Author, clergyman, philosopher and astronomer. Born in Dundee, the son of a linen weaver, he was inspired by the sight of a meteor at the age of nine to study the heavens and he developed a passion for astronomy. Initially he followed his father's occupation but, at the age of sixteen, he became an assistant in a local school. From 1794, he studied at the University of Edinburgh and then set up a school of his own. He obtained his licence to preach in 1801 and officiated as a probationer for the United Presbyterian Church in Stirling and elsewhere. He was invited to become a teacher at the Secession School at Methven (1807-17) and thereafter in Perth.

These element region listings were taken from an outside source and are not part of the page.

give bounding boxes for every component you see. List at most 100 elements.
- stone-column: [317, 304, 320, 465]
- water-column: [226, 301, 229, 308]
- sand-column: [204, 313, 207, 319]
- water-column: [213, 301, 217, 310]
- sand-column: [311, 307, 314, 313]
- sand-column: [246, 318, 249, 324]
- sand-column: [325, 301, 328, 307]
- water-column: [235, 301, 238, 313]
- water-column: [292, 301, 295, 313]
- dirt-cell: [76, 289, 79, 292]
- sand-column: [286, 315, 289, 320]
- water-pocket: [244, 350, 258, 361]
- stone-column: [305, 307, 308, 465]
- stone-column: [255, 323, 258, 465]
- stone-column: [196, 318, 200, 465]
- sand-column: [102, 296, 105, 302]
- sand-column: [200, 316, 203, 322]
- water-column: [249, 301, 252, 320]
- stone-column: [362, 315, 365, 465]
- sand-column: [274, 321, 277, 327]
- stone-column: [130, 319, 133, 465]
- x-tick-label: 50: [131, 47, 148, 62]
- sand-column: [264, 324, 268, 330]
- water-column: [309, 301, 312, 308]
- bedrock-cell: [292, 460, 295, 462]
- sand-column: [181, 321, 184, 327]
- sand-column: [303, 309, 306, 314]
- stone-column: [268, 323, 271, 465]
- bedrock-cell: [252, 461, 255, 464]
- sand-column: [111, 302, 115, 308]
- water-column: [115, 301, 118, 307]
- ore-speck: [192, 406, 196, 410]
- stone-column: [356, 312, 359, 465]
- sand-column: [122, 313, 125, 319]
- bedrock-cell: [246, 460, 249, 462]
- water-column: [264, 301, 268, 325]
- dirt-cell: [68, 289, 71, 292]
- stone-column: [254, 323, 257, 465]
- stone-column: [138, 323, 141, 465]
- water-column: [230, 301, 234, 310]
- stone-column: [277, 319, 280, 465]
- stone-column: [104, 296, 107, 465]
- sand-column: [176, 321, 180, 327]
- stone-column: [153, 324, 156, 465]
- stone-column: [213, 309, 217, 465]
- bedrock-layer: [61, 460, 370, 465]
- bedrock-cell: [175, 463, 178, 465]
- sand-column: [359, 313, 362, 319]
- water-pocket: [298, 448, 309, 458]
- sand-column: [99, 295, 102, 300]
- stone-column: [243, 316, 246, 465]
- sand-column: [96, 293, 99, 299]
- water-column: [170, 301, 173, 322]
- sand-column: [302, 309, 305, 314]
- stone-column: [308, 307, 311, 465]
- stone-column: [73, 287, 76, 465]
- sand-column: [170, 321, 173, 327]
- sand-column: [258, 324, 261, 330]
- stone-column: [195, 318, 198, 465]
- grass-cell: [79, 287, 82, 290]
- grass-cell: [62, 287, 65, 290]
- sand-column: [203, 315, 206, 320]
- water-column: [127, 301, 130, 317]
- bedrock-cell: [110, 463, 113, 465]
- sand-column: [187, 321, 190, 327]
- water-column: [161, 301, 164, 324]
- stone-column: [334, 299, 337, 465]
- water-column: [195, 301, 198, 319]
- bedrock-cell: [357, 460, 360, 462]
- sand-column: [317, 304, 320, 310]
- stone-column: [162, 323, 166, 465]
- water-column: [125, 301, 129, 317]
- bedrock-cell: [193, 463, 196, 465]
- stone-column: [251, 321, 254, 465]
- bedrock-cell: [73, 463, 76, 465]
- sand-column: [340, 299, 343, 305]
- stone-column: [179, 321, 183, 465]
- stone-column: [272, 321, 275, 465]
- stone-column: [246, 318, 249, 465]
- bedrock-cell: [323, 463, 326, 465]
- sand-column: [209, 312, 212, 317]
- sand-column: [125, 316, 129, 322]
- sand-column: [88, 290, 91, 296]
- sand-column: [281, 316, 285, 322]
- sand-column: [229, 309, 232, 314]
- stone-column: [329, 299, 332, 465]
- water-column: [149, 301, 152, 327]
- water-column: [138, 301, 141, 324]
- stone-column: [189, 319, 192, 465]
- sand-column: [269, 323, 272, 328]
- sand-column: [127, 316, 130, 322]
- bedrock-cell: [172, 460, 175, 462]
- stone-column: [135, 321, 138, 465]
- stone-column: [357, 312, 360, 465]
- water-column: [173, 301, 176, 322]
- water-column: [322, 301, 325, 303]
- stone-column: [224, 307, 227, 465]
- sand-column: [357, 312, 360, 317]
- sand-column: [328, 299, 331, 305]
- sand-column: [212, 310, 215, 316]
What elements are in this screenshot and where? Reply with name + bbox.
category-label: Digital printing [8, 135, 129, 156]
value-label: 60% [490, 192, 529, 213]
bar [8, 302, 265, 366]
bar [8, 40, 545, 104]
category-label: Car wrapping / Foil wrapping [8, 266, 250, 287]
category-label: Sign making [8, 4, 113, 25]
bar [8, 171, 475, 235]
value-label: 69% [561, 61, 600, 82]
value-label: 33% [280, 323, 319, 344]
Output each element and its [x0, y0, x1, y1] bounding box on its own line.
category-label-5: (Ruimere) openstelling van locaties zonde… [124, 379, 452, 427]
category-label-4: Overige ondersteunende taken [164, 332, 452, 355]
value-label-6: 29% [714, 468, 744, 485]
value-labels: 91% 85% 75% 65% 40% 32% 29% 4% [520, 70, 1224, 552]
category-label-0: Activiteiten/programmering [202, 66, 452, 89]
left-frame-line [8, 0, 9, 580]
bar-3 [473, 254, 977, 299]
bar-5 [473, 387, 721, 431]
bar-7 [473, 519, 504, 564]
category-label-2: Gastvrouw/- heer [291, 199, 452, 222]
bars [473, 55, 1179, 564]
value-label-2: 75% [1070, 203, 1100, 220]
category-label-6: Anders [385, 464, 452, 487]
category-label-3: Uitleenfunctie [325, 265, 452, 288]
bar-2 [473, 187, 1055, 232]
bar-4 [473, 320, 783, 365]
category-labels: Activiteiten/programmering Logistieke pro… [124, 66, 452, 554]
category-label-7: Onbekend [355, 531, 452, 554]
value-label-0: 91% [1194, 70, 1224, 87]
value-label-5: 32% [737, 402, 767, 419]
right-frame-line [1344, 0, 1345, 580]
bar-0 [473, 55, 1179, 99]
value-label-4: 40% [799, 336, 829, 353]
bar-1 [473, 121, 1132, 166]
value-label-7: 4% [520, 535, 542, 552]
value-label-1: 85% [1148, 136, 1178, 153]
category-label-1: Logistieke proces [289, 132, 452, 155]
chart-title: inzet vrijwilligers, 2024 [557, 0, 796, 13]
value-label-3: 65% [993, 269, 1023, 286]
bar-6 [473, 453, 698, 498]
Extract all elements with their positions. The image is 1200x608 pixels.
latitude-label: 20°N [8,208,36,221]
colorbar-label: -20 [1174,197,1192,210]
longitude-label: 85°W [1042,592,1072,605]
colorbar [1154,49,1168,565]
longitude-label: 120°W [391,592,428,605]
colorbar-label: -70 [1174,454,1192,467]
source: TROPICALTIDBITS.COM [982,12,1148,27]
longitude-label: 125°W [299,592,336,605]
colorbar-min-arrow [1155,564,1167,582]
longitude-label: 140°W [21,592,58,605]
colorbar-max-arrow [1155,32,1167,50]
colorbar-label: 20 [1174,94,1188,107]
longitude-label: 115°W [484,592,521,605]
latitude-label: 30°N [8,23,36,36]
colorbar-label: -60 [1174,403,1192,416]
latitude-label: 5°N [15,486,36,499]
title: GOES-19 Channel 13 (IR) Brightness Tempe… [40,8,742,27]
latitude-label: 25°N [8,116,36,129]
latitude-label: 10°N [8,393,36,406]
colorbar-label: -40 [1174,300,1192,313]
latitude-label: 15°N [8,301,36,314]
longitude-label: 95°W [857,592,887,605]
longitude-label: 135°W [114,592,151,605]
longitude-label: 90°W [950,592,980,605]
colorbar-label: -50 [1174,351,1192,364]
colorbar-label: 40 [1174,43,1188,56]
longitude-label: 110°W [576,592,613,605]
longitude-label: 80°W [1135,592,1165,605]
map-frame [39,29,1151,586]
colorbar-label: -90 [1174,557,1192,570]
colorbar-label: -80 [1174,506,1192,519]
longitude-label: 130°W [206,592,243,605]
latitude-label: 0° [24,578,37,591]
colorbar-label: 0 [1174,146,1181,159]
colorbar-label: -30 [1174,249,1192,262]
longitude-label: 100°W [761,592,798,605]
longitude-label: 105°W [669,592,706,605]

Following the success of his book The Christian Philosopher (1823, with a number of subsequent editions), he gave up teaching to concentrate on writing and, in 1827, built a small cottage with an observatory and library on a hill overlooking the Firth of Tay at Broughty Ferry. Dick attempted to reconcile science and religion, and believed that the greatness of God could best be appreciated by the study of astronomy. His work included a range of philosophical, scientific and religious books such as The Philosophy of Religion (1825), On the Mental Illumination and Moral Improvement of Mankind (1835), Celestial Scenery (1838), The Sidereal Heavens (1840), The Practical Astronomer (1845), containing a remarkable prediction of the benefits of celestial photography, The Solar System (1846), The Telescope and Microscope (1851). Despite the success of his books he was reduced to poverty, which was only alleviated when he was awarded a pension of £50 per annum by the government in 1847.
Dick advocated that every city should have public parks, a public library and a public observatory.